L’histoire commence en 1998. Izumo, 18 ans, part en stage au Bangladesh. Il emporte un grand sac de barres nutritives, pensant qu'il croisera beaucoup d'enfants affamés. Mais, à sa grande surprise, il n'y en a pratiquement pas : le riz était abondant. Ce qui manquait ? Des légumes, des fruits, des sources de protéines, des aliments qui contiennent des éléments essentiels pour les enfants, comme des vitamines et des minéraux. De retour au Japon, Izumo se sent investi d’une mission : résoudre ce problème.
Il abandonne alors ses études d'art pour une formation agricole. Mais aussi utile soit-elle, cette formation ne lui a pas appris comment acheminer des produits frais au Bangladesh sans perte de nutriments. C'est un autre étudiant, Suzuki, qui trouve la solution. Lorsqu'Izumo lui parle de son projet, Suzuki a l'idée d'utiliser l'euglène : une microalgue riche en nutriments. Mais comment extraire les propriétés bénéfiques de cette algue et en faire un aliment savoureux à longue durée de conservation ? Ce fut le point de départ d'un défi unique : la production et la transformation en masse de l'euglène.
Qu’est-ce que l’euglène ?
Les euglènes sont une famille de microalgues apparue sur terre il y a environ 500 millions d’années. Elle a été découverte vers 1660 par un Hollandais : Antoni van Leeuwenhoek. De couleur verte, les euglènes mesurent de 0,05 à 0,1 mm. Elles vivent dans les eaux douces et salées. Elles combinent des caractéristiques propres aux animaux et plantes. Comme ces dernières, elles utilisent la photosynthèse pour croître grâce à la lumière du soleil, mais elles peuvent aussi survivre sans cette lumière. D’autre part, ces algues « mangent » (il s’agit de phagocytose) des bactéries, d’autres algues de petite taille et des particules provenant d’autres organismes.
Mitsuru Izumo et son partenaire Suzuki ont choisi l’euglène parce qu’elle contient 59 nutriments tels que vitamines, minéraux, graisses insaturées saines et même les 9 acides aminés essentiels dont les êtres humains ont besoin. Elle est facilement assimilée parce que l’euglène ne possède pas de paroi cellulaire empêchant son absorption.
Après de nombreuses recherches, ils ont pu devenir, en décembre 2005, les premiers producteurs au monde à cultiver l'euglène à grande échelle, en plein air (avec le label MSC) : c'est le début de l'entreprise Euglena.

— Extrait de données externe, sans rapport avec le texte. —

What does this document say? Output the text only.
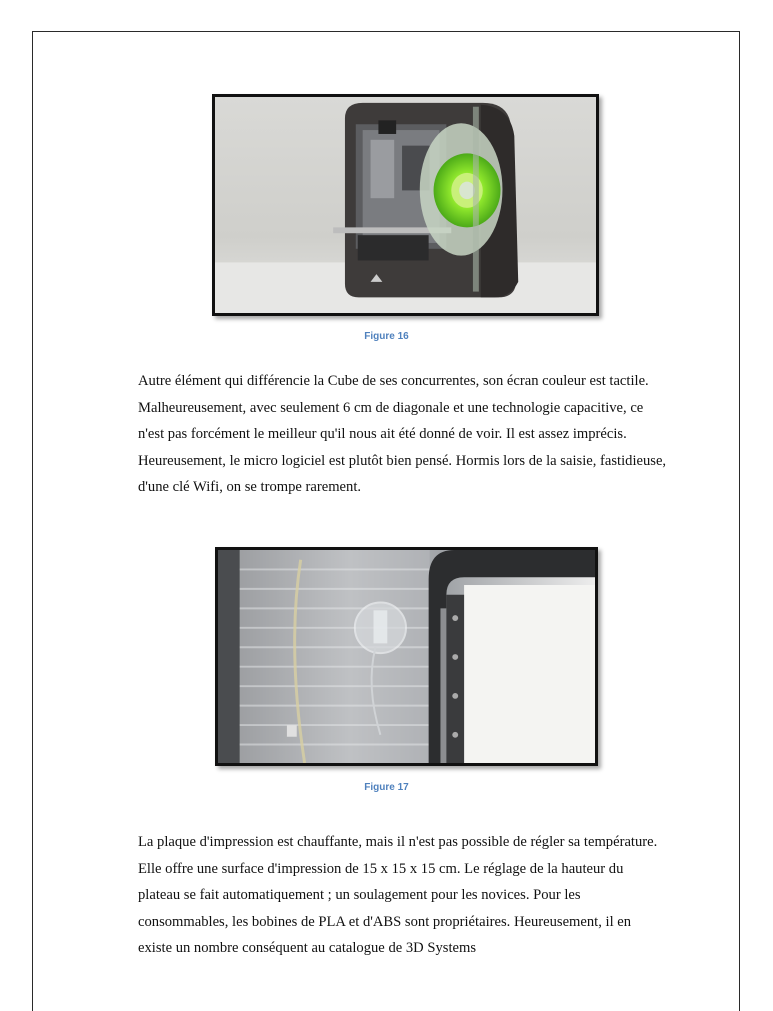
Figure 16

Autre élément qui différencie la Cube de ses concurrentes, son écran couleur est tactile. Malheureusement, avec seulement 6 cm de diagonale et une technologie capacitive, ce n'est pas forcément le meilleur qu'il nous ait été donné de voir. Il est assez imprécis. Heureusement, le micro logiciel est plutôt bien pensé. Hormis lors de la saisie, fastidieuse, d'une clé Wifi, on se trompe rarement.

Figure 17

La plaque d'impression est chauffante, mais il n'est pas possible de régler sa température. Elle offre une surface d'impression de 15 x 15 x 15 cm. Le réglage de la hauteur du plateau se fait automatiquement ; un soulagement pour les novices. Pour les consommables, les bobines de PLA et d'ABS sont propriétaires. Heureusement, il en existe un nombre conséquent au catalogue de 3D Systems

Quelques années plus tard, en 2014, des scientifiques de l'entreprise japonaise réussiront à transformer la poudre d'euglène en biscuits nutritifs.
Retournons maintenant au Bangladesh. Izumo y a fondé le projet Genki. Genki signifie « tout va bien » en japonais. Le projet distribue gratuitement des boîtes-repas dans les régions reculées où la malnutrition constitue un problème majeur. Chaque boîte contient six biscuits. La consommation de ces biscuits apporte aux enfants tous les nutriments essentiels dont ils ont besoin en une journée. Environ 15 millions de boîtes-repas ont déjà été distribuées.
Aider les agriculteurs
Ayant jeté son dévolu sur le Bangladesh, Izumo s'est rendu compte d'un autre problème de taille. Malgré toutes les possibilités offertes par l'agriculture, les agriculteurs sont très pauvres et au chômage. En plus de créer du travail pour les agriculteurs, il y avait un grand besoin d'aliments nutritifs pour la population du Bangladesh. Izumo savait que le haricot mungo (un haricot nutritif qui fournit des germes de haricot et est à la base de plats tels que la soupe « dahl ») est un ingrédient populaire dans la cuisine japonaise. La Chine est le plus grand producteur de ce haricot. Mais les importations sont devenues trop chères pour le Japon et le Bangladesh.
Cela a incité Izumo à lancer un deuxième projet, au Bangladesh, en partenariat avec la fondation Grameen : le projet « Mung Bean » (haricot mungo). Son entreprise apporte un soutien financier et technologique aux agriculteurs locaux pour qu'ils cultivent des haricots de haute qualité. La moitié des haricots est exportée vers le Japon à un prix plus élevé (basé sur le marché). Les agriculteurs bangladais reçoivent ainsi un prix équitable pour leur récolte. Tandis que les haricots restent abordables pour la population du Bangladesh.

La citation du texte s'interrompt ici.